Quality is a basic necessity to achieve a good result, if you foresee too much variation in the overall lighting and environment, it is recommended to reconsider the photogrammetry subject.
Variation in photos is required to build a complete result, if you foresee that you would be unable to take many photos from different perspectives and distances, reconsider the photogrammetry subject.
Feature Points as mentioned above are required, these are influenced by the geometry and its materiality.
Overlap is required for the alignment process other than feature points, ensure that photos overlap so that feature points can be correlated across images to align them.
The following guide (in no particular order) is a way to identify qualities that impact the ability for the software to align photos and detect depth. By default, some subjects have differing qualities in this benchmark than others that may detract or improve alignment and depth processing. Recommendations for dealing with each feature are provided to help improve the process.
These alerts signify a quality that is difficult to overcome, if these become applicable to your photogrammetry subject we recommend that you do not proceed with it. You are always welcome to book a consultation with us to discuss and plan your approach.
A dynamic environment, such as a moving crowd or dynamic weather patterns means that there is too much variation for the software to identify similar features across the photo set.
TIP: The background environment can be a great tool to help in photo alignment as it provides context. This is applicable for objects with low geometric or visual features.
For the software to easily recognise features for alignment, it is desirable for the photo-set to be consistent. Very dark or overexposed parts of the subject can lead to incorrect alignment and it is also common for these features to just go missing as the software has trouble picking up depth. Depth is best read with subtle shifts in shadows as a gradient.
It is best to reconsider the subject for photogrammetry if you are unable to take varied perspectives from many different distances.
Perspectives: A varied set of angles provides more information to produce a more complete 3D model. As the camera has direct vision like human eyes do, we encourage to directly take photos of everything you want to include. This will increase efficiency of software in aligning the photos.
Proximity: If there is too much obstruction in the area due to crowds or other objects, it may hinder your ability to to take photos from a variety of proximities. Photos from far-away to mid-range, will give more improve alignment.
Motion is usually inherent to the subject so it is hard to control, examples include things like kinetic sculptures or objects that light up dynamically.
It is best to reconsider the subject for photogrammetry if subject cannot be made static nor have a static phase. Capturing a dynamic subject using photogrammetry is not ideal.
Depending on what can be captured in frame, it is ideal to maximise the amount of different geometric features.
Large amounts of featureless geometry, such as a blank plaster wall, will not have enough feature points for the software to align with.
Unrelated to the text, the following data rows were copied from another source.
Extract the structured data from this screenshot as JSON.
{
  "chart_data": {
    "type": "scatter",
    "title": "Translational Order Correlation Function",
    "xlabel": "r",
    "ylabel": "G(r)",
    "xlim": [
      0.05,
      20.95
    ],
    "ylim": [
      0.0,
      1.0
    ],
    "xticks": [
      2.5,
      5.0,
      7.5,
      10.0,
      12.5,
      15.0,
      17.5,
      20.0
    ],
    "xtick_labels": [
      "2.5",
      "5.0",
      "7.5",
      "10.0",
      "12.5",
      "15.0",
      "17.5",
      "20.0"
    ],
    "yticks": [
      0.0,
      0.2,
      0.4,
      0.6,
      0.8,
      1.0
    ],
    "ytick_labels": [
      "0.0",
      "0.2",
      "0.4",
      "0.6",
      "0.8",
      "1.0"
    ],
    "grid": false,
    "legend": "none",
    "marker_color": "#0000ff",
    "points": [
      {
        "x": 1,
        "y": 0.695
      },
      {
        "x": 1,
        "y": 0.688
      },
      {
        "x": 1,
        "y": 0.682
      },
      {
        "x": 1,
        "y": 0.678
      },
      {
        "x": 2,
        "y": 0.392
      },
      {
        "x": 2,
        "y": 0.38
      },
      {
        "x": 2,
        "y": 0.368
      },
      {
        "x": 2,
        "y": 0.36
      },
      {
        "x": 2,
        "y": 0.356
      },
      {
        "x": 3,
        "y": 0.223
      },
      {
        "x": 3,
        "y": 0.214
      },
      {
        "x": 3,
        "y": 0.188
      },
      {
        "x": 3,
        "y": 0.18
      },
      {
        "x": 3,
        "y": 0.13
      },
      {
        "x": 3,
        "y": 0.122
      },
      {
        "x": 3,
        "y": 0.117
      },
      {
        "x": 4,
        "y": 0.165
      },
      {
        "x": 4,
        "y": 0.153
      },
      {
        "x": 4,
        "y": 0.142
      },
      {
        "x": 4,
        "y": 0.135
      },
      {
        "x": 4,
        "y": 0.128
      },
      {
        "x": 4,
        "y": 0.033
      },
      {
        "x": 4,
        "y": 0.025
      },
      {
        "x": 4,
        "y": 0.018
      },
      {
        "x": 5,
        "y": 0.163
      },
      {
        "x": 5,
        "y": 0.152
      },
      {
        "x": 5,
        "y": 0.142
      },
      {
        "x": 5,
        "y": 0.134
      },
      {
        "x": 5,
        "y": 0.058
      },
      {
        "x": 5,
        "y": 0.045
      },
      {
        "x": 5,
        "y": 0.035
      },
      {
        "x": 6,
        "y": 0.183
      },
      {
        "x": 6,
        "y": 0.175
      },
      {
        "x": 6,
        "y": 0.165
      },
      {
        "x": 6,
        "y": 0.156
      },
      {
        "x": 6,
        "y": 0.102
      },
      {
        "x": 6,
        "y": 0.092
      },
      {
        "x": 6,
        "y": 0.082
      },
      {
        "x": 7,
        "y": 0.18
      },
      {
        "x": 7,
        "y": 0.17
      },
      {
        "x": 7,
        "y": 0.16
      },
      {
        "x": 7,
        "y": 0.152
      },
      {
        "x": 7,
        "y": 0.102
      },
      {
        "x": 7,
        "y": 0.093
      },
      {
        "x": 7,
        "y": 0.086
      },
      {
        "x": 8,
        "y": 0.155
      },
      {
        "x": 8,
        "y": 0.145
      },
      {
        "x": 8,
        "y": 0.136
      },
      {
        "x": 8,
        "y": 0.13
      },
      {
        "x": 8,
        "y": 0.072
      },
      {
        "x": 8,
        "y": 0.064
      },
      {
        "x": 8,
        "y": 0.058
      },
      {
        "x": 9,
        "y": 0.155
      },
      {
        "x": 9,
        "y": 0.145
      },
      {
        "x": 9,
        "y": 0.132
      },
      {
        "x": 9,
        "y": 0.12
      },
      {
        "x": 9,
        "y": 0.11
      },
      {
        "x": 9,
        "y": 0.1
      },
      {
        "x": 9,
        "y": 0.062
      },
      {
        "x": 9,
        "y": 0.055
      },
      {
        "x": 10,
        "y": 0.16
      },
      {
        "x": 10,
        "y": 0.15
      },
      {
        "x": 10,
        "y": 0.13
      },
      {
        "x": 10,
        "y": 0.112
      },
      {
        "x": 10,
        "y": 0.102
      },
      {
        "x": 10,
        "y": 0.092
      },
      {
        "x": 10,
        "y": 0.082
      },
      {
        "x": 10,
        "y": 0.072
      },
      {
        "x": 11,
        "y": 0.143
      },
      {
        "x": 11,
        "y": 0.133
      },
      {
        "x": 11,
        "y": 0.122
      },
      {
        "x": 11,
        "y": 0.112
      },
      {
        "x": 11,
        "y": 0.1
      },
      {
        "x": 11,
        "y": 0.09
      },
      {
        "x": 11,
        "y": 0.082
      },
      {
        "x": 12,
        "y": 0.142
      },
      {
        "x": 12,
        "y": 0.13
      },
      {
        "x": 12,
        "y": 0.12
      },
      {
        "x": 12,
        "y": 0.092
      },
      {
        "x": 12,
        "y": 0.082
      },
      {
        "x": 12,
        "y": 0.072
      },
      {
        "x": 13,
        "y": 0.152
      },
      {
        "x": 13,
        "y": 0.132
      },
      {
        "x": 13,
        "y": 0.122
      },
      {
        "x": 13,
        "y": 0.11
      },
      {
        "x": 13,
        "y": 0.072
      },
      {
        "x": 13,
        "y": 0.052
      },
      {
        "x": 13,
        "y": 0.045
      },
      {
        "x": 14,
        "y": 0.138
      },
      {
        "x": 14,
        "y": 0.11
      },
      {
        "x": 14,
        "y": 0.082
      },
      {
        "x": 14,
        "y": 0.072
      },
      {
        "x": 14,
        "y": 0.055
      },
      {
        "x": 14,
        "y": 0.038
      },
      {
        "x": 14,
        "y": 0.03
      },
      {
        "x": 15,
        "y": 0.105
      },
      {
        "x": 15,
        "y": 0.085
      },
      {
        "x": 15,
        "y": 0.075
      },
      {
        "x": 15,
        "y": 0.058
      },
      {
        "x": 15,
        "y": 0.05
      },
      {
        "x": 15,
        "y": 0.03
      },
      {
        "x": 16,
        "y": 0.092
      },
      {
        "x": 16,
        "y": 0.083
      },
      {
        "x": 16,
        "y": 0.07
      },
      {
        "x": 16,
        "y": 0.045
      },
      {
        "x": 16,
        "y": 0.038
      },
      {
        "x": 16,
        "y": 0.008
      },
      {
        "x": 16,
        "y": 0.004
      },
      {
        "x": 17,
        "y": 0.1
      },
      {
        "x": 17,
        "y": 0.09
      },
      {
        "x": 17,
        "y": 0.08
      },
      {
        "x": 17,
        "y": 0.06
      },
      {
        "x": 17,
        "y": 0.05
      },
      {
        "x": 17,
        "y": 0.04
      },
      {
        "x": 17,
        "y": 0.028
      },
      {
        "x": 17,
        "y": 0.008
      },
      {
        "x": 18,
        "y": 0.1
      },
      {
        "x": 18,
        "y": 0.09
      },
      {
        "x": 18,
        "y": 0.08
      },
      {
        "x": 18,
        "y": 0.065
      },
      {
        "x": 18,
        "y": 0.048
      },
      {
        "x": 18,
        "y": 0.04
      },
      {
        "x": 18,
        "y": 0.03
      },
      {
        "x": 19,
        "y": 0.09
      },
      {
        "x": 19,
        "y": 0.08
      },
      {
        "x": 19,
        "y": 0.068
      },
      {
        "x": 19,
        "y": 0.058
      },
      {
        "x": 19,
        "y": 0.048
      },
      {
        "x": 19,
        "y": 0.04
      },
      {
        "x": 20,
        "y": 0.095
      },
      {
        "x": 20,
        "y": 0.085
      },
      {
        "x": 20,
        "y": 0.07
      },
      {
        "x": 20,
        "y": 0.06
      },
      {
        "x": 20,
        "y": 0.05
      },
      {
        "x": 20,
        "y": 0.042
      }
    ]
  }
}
Repeated elements can confuse the program as the feature points are very similar. For example, the facade of a skyscraper. Usually this is not a problem as lighting, small inconsistencies/imperfections can act as feature points.
Photogrammetry, and digital reconstruction technologies in general will struggle capturing extremely thin or small subjects especially if the subject is comprised primarily of fine details. Objects smaller than 500mm will struggle to have any detail retained, and objects thinner than 500mm will struggle to have their thickness captured.
Details like carpet texture or hair are considered very thin, the resulting 3D model will not be able to generate each individual strand, but only the overall shape. There are no techniques to help with this.
If you need something in your model, you need to have a photo of it.
Visual Features refer to the surface quality or materiality of the object. A wall covered in graffiti is the perfect example of optimal Visual Features compared to a blank brick wall.
All the qualities of Visual Features do not need to be maximised for good results, as any one of them should be enough to give enough information for alignment. Usually, variation given by the light/environment and imperfections on surfaces can be enough to offset any lack of visual features.
As transparent objects allow light to pass through, a masking agent that covers the surface can be used to make it recognisable by the software. A removable/cleanable, matte spray paint is ideal as it can be applied with an even coating. Masking tape is a cheap alternative.
If you are unable to make the subject opaque, we recommend choosing a different subject all together.